President Obama will begin his push for sweeping reform of the nation’s immigration laws – a major campaign promise that was embraced by Latino voters in November – on Tuesday in Las Vegas, the White House announced on Friday.
The announcement that Mr. Obama would pursue legislation that, in the words of the White House, “must include a path to earned citizenship” for the more than 10 million undocumented immigrants in the country, came after a late morning meeting with congressional immigration reform advocates.
The president met with seven members of the Congressional Hispanic Caucus (CHC) – six House members and one senator, Bob Menendez (D) of New Jersey – to discuss strategy and policy for the coming immigration reform debate, according to broad details of the meeting provided by congressional aides and the White House.
“The president is the quarterback and he will direct the team, call the play, and be pivotal if we succeed,” said Rep. Luis Gutierrez (D) of Illinois, the House’s most seasoned immigration reform legislator.
“I am very optimistic based on conversations with Republicans in the House and Senate that we will do more than just talk about the immigration issue this year,” he added. Congressman Gutierrez was the leading Democratic House sponsor of the last drive for comprehensive immigration reform during the George W. Bush administration.
Democrats aren’t the only ones mulling a plan. Sen. Marco Rubio (R) of Florida has offered the broad contours of a conservative immigration reform proposal in recent weeks, albeit one featuring a longer, more difficult path to US citizenship than Democrats or the president are likely to favor.
In the House, Rep. Raul Labrador (R) of Idaho told reporters that he met with colleagues on the House Judiciary Committee this week to discuss immigration reform proposals. Representative Labrador, who worked as an immigration lawyer for more than a decade, does not favor a path to citizenship for most unauthorized immigrants.
A bipartisan group of eight senators is reportedly close to a deal on comprehensive reform measures and could announce a proposal as soon as next Friday, according to several reports.
What could the president’s proposal look like? The legislative principles put forward by the CHC in November are “in line” with what the president wants, according to a release from Representative Gutierrez’s office.

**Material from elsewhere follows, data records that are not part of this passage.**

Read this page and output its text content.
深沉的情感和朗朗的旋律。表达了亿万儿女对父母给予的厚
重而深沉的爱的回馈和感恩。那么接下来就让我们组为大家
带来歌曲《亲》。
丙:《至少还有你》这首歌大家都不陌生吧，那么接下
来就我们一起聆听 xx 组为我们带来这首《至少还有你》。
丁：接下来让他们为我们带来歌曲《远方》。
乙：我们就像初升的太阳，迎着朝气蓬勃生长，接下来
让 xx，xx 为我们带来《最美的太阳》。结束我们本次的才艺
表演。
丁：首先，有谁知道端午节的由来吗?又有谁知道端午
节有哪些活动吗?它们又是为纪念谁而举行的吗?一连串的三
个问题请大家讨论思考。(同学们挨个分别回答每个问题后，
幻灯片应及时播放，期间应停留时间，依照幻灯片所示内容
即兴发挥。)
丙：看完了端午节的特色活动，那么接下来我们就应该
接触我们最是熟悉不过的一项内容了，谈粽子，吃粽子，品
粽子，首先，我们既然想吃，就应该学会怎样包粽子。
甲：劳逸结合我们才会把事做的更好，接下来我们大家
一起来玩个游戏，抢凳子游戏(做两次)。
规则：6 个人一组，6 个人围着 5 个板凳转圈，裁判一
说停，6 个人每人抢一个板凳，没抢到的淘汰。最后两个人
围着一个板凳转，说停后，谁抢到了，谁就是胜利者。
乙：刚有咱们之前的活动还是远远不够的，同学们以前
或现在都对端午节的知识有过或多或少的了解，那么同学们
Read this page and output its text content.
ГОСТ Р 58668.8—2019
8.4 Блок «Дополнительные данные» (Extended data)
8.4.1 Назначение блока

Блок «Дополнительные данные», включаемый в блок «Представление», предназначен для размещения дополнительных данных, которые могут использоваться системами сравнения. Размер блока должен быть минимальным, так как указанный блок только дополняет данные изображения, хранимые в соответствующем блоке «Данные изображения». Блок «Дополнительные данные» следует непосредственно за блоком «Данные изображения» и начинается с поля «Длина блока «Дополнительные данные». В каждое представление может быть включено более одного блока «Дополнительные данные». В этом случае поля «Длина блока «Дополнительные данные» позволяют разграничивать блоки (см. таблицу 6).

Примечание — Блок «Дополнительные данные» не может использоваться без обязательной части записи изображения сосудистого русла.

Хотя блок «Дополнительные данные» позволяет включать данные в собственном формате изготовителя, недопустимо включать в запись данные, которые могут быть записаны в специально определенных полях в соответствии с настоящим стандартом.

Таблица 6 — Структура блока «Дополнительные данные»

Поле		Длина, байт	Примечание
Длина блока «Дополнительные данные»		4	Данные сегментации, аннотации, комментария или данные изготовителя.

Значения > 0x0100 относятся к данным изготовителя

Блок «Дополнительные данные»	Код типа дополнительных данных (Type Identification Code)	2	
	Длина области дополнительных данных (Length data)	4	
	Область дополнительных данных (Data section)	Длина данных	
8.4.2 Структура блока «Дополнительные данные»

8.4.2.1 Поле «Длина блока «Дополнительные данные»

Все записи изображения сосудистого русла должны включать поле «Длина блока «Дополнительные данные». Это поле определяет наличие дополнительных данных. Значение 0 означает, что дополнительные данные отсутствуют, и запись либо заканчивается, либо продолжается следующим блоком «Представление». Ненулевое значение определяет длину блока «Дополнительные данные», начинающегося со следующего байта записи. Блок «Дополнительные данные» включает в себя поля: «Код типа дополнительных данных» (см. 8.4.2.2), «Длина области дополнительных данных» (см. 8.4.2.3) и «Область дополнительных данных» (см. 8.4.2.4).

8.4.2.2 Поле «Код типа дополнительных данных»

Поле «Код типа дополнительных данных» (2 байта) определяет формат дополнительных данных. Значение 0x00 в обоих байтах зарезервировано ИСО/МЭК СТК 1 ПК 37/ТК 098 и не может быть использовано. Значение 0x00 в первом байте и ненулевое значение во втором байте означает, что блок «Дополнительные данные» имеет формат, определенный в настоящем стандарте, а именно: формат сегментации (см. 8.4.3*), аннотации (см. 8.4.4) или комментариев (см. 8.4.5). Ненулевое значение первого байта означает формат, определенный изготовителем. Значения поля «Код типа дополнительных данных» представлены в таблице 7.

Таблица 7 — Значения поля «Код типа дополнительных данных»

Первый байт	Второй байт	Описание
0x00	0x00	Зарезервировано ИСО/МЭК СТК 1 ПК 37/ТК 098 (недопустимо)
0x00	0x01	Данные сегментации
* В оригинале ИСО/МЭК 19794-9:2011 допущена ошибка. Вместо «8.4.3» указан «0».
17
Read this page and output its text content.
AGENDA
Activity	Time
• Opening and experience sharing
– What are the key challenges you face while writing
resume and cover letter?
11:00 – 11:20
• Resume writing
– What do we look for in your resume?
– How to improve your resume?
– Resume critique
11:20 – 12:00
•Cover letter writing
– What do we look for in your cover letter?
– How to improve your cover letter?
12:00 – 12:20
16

Those include measures to reduce backlogs for immigration of the spouses and children of US citizens; retain high-skilled graduates of American universities in the science, technology, engineering, and math (STEM) fields; provide special considerations, including a route to citizenship, for young illegal immigrants known as DREAMers; and a program to provide workers for the nation’s agriculture industry.
The CHC’s proposals also call for providing workplace protections for immigrant workers; “smart and reasonable” border protection; creation of a citizenship verification system in the workplace, and “ensure all workers pay their fair share of taxes, fully integrate into our way of life, and bear the same responsibilities as all Americans.”
While immigration reform was a key Obama campaign promise before his first term, the president failed to make good on that vow during the last four years. Immigrant advocates have frequently criticized the president for his immigration policy during his first term, which saw a record number of deportations and little legislative or political muscle put behind immigration initiatives until the president offered temporary relief for young undocumented immigrants during the heat of the 2012 campaign.
On Friday, the White House noted that immigration reform was "a top legislative priority."